YouGov, for their part, has denied Curtis’ claims. In a statement they said: 

“The idea that YouGov would suppress a poll which was ‘too positive for Labour’ is clearly wrong’. For evidence, they point to the MRP model which was more favourable to Labour than most others. They also claim that the debate poll was suppressed because it was clear that the sample of people who watched the debate significantly overrepresented Labour voters.”

Responding to that response, though, Curtis pointed out that the significant data from that debate was that so many Conservative voters had been swayed by Corbyn.

“BES open end data in the following days shows the debate was one of the big reasons why people shifted their voting preference. This is a big story that I feel went untold, and which is why I mentioned it in my thread.”

Curtis is at pains to point out that he doesn’t feel Zahawi deliberately set out to influence YouGov. Zahawi himself has taken to Twitter to suggest the comment was a joke made between friends.
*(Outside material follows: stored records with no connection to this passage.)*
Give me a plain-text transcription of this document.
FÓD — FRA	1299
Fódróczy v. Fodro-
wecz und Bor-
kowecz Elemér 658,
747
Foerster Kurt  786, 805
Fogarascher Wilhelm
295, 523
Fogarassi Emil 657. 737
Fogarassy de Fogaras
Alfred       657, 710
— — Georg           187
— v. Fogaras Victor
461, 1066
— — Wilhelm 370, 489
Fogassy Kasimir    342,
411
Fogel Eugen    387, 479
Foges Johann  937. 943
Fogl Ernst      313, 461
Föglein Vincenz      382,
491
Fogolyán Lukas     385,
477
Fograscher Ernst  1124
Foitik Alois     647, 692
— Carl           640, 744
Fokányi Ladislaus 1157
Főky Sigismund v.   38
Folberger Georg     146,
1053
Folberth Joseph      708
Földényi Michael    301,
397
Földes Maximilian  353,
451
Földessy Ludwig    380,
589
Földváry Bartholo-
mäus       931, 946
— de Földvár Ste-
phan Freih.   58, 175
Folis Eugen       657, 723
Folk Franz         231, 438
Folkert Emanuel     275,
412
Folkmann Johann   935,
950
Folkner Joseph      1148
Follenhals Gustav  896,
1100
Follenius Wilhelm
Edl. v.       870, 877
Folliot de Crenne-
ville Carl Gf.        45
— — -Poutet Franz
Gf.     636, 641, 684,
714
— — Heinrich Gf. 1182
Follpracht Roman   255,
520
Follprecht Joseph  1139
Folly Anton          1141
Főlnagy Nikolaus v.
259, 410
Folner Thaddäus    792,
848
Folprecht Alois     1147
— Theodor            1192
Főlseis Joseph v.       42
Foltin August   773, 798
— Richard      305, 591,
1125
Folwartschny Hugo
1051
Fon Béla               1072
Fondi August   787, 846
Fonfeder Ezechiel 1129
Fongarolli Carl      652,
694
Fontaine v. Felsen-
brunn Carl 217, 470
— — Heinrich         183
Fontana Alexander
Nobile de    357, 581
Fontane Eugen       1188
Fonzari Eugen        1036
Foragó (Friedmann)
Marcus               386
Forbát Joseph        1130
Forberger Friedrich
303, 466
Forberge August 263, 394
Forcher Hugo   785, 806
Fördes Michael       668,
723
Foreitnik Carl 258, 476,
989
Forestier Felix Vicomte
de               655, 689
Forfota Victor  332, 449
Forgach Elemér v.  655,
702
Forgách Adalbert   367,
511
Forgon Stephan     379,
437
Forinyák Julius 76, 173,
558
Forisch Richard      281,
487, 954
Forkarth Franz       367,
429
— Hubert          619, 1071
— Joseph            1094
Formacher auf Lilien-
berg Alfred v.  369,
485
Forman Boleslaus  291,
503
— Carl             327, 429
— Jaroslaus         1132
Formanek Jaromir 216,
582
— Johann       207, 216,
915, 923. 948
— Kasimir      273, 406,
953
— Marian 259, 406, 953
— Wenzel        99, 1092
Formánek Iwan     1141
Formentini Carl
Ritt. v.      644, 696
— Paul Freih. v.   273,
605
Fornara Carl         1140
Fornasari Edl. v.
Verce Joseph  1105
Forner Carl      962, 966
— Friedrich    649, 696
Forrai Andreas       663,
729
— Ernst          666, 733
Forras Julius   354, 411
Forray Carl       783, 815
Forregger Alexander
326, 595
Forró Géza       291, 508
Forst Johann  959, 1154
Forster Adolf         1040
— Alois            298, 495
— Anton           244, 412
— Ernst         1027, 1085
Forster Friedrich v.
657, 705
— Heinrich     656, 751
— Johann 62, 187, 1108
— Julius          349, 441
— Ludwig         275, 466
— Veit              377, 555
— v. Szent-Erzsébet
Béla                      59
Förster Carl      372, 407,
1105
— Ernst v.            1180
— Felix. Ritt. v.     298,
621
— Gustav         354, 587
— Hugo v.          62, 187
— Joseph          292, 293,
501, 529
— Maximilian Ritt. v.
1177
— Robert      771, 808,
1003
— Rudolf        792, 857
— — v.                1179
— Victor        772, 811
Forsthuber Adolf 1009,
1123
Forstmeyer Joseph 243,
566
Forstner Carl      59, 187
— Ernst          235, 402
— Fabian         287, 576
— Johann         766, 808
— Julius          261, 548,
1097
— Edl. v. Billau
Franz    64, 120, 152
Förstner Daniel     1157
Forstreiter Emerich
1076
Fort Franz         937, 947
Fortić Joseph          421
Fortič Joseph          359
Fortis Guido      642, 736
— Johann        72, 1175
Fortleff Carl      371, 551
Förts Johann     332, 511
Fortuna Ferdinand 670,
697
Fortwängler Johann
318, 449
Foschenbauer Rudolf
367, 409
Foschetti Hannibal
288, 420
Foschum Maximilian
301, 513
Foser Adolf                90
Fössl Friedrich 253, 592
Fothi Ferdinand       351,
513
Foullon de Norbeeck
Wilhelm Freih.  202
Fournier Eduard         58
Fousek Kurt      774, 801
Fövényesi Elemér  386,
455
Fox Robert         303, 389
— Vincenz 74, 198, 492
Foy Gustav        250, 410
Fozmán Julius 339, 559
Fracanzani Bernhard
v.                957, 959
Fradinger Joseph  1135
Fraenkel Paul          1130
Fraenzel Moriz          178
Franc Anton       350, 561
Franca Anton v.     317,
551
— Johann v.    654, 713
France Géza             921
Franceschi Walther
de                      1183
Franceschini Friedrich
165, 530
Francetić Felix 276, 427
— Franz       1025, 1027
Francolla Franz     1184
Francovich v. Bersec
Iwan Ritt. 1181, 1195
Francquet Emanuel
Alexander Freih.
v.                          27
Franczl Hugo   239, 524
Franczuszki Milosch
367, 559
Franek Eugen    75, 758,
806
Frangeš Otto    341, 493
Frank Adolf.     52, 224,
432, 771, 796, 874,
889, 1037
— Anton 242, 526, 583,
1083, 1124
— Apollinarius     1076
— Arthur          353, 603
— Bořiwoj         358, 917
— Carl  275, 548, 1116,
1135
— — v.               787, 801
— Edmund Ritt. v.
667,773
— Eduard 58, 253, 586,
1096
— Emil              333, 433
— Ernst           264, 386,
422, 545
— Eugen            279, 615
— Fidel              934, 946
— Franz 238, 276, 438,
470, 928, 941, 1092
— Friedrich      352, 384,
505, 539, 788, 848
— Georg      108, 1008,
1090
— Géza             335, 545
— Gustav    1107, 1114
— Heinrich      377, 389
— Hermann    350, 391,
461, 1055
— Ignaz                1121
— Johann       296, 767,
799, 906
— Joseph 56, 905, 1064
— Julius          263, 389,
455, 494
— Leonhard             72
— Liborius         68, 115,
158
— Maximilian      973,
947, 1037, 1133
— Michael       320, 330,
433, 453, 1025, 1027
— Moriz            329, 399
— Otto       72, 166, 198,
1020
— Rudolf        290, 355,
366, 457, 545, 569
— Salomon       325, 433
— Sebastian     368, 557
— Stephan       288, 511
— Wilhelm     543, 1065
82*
Rather, Curtis posted the thread to illustrate the sense of panic which ran through YouGov at the sight of their own polling. 

What this thread does show, though, is the importance of trusting the evidence before you – even when you don’t like the result. It was why political commentators have been surprised by just about everything which happened over the last ten years. From the rise of Corbyn to Trump and Brexit, they have allowed political bias to distract them from the story which was unfolding in front of their eyes. It’s why they tend to be wrong about everything all the time.